International Journal of Population Data Science (Sep 2023)
Measuring linkage quality with hashed identifiers: An example using PAYE - ASHE
Abstract
Objectives ADR-UK supplied the Wage and Employment Dynamics (WED) research team with Pay as You Earn (PAYE) data linked to Annual Survey of Hours and Earnings (ASHE) data. This presentation explains the methodology taken to link PAYE and ASHE databases together, along with quality assurance and analysis of the linked data. Methods The data were primarily linked using deterministic linkage methods on an encrypted National Insurance Number (NINo) variable. A total of four Pay as You Earn tables were linked to the ASHE data. Where a PAYE table contained an encrypted NINo variable, the PAYE table was linked to the ASHE database using exact matching on NINo.
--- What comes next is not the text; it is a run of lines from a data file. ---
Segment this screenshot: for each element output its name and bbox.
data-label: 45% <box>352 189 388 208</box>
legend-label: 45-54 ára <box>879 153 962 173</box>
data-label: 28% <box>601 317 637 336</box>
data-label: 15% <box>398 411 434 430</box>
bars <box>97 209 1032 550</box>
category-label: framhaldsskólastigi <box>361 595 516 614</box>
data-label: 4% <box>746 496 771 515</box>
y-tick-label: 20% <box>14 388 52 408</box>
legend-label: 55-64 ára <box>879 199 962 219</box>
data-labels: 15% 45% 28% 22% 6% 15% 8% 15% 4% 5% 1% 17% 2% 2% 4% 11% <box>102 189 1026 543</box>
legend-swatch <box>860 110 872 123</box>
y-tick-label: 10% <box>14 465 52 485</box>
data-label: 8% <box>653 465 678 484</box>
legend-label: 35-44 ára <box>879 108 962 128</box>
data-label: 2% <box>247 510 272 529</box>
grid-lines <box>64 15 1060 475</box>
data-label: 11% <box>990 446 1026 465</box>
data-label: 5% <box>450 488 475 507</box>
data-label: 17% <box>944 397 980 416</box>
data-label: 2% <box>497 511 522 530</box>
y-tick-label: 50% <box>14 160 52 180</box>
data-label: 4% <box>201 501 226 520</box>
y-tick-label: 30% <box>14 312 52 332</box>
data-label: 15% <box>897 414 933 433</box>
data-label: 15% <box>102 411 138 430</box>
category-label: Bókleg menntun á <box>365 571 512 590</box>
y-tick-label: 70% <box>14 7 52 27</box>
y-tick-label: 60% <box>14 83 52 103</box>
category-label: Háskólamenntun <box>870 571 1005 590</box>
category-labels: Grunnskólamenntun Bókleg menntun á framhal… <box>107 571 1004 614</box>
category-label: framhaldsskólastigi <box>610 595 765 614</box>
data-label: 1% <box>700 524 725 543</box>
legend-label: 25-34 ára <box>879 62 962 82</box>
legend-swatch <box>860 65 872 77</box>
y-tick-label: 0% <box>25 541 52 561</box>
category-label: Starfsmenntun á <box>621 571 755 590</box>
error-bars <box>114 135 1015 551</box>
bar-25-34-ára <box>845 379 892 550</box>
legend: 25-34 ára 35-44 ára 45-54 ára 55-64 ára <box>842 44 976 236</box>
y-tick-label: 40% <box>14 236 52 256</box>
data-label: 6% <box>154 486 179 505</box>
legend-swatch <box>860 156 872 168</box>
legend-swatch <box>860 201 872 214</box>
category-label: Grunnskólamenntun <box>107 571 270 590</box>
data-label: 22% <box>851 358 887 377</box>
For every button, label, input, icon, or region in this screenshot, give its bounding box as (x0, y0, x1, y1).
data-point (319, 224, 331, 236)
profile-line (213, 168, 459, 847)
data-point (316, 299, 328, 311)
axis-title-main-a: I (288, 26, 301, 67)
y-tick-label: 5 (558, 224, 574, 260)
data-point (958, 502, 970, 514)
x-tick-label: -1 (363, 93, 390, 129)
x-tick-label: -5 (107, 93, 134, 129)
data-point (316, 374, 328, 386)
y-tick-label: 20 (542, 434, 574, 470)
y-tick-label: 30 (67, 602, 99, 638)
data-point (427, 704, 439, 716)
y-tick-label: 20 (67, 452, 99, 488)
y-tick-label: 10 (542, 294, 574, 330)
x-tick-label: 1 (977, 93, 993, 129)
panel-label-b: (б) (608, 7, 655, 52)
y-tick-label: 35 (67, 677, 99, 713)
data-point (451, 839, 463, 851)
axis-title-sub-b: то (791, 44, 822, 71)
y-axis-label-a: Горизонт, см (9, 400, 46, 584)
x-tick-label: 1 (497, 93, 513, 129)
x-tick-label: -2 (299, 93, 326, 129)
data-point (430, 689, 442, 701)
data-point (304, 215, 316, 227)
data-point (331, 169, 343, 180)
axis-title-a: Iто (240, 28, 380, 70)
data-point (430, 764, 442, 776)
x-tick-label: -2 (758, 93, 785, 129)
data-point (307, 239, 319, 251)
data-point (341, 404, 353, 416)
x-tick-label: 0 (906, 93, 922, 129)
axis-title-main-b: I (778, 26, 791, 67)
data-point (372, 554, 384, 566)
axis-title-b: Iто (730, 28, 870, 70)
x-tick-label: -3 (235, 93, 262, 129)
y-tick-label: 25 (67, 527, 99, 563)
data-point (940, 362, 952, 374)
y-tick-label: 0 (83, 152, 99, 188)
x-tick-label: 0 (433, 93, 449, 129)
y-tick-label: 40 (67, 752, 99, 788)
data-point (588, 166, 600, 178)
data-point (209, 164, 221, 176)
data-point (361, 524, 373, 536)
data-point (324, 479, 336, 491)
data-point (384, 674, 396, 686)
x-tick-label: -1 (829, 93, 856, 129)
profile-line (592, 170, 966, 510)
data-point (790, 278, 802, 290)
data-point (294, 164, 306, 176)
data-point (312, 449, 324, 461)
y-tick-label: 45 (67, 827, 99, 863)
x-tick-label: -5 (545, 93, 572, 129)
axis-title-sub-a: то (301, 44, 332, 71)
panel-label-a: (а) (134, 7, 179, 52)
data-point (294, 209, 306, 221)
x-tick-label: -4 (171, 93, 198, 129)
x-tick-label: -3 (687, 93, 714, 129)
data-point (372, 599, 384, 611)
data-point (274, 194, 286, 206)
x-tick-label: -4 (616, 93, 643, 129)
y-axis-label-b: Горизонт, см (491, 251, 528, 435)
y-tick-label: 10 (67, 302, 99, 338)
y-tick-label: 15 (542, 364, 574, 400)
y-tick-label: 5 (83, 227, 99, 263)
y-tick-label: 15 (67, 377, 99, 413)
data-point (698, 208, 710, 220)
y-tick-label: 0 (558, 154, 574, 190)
Where a PAYE table did not contain an encrypted NINo variable, the table was linked to another PAYE table with an existing NINo variable first and then linked to the ASHE data. Results As multiple HMRC tables were linked to the ASHE database, the linkage rate for each table varies. However, at least 0.93% of each PAYE table linked to the ASHE database. As the ASHE data is based on a 1% sample of employee jobs taken from HMRC’s PAYE records, these linkage rates are considered relatively high. To compensate for loss of variables needed to calculate linkage quality, the data was filtered into categories on the ‘sex’ and ‘age’ variables and the linkage rates analysed. Bias analysis associated to records with a missing NINo value was also investigated. When the records with a missing NINo value were excluded from calculations, the linkage rate for each table rose to 1%. Conclusion This data will be used to assist research outputs that focus on low-pay labour markets and wage progression, wage inequalities and employment. The presentation will also discuss challenges overcome and lessons learnt from this project, with suggestion of how this information can be used to improve ADR-UK projects going forward.